The bulk of the post involved Dan Habib, the father and filmmaker responsible for Including Samuel, which tells the story of his family's fight for inclusion for his son Samuel, who has cerebral palsy. The BusinessWeek post asks Habib about public acceptance of inclusion, and the citizens who are quoted sound identical to many whom I've heard from on the subject, including in the comments to my own blog. Habib's answer is brilliant.
But in this economy, just how much enthusiasm is Dan getting for inclusion? Not everyone is a fan—not by a long shot, judging by some of the comments on my blog last May. "Why do we even bother paying for education for these kids?," wrote a commenter named Lilly. "Their parents chose to have kids and now their disability and special needs amount to a rise in taxes. Their parents just get a lawyer and fight and fight until the school district ends up paying for special programs. Why? Why not divert the funds for gifted and talented students instead of kids who will need societal support their whole life."

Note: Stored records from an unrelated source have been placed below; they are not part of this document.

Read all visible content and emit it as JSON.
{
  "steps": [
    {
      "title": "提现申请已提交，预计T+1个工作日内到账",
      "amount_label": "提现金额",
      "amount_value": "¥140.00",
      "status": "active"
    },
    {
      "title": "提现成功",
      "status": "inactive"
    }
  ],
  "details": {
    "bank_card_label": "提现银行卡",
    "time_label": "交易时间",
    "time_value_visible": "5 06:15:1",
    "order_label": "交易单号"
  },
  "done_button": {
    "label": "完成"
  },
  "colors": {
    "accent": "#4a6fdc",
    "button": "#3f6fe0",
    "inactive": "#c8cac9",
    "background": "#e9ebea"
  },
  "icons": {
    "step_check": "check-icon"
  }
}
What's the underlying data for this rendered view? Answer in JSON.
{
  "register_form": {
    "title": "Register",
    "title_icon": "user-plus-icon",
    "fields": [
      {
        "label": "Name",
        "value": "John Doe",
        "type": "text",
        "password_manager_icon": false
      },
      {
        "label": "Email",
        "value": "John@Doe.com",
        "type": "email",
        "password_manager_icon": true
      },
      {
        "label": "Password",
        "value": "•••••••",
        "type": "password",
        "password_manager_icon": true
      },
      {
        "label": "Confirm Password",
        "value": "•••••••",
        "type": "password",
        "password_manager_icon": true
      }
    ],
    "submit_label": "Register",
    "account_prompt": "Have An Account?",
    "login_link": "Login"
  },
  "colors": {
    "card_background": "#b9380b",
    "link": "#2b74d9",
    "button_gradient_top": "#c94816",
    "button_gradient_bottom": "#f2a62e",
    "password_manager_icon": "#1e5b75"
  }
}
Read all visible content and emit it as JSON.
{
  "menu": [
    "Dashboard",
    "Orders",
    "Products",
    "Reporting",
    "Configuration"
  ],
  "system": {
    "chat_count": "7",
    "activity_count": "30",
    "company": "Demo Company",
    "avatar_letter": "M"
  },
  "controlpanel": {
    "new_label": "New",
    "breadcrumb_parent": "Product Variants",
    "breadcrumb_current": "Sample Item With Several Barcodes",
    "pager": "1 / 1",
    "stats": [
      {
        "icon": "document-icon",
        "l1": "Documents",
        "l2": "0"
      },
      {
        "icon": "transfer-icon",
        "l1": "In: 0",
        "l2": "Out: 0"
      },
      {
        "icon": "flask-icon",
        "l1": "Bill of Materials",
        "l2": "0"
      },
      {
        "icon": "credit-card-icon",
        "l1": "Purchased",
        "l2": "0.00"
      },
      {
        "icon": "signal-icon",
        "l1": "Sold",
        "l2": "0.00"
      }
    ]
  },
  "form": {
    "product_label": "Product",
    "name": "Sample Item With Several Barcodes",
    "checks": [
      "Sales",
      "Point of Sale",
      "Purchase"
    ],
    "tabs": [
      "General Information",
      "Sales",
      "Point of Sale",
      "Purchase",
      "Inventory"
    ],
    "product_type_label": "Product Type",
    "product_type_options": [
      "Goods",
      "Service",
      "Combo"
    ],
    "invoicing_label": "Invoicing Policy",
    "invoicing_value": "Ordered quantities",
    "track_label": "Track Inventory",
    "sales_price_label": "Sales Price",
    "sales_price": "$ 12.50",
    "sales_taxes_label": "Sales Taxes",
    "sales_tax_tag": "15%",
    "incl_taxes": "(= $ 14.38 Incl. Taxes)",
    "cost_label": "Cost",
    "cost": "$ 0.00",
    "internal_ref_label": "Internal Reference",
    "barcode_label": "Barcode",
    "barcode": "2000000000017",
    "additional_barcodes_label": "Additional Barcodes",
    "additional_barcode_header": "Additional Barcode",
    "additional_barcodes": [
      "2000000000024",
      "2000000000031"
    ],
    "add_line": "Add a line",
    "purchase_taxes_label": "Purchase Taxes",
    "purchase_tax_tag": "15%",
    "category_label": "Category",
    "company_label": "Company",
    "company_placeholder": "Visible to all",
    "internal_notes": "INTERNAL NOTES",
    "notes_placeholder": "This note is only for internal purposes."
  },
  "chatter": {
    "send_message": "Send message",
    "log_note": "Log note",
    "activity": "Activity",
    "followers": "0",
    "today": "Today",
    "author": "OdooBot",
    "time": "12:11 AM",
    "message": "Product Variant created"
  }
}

Lilly's anger about how taxpayers' money is spent is not so uncommon. How many of us have heard the same complaint in our own school districts? And how many Lillys does Dan run into on his?
I pitched that question to him by e-mail, and he replied with a list of "myths and realities" about inclusion. One myth, he says, is the notion that taxpayers are throwing away money by educating kids with disabilities. His response: "How can Lilly or anyone else predict which child will contribute to our society? Would Lilly really argue that Bernie Madoff … added more to the world than the physicist Stephen Hawking (who wrote his greatest work after he was severely disabled by ALS)? How about Albert Einstein (widely thought to have had Asperger Syndrome), Helen Keller (blind, deaf, and unable to speak) and Vincent Van Gogh (mentally ill)? People are not limited by their disability, they are limited by a lack of opportunity."
"People are not limited by their disability, they are limited by a lack of opportunity."
I could try for a year to find the words to describe my own philosophy of inclusion, and I couldn't do better than that.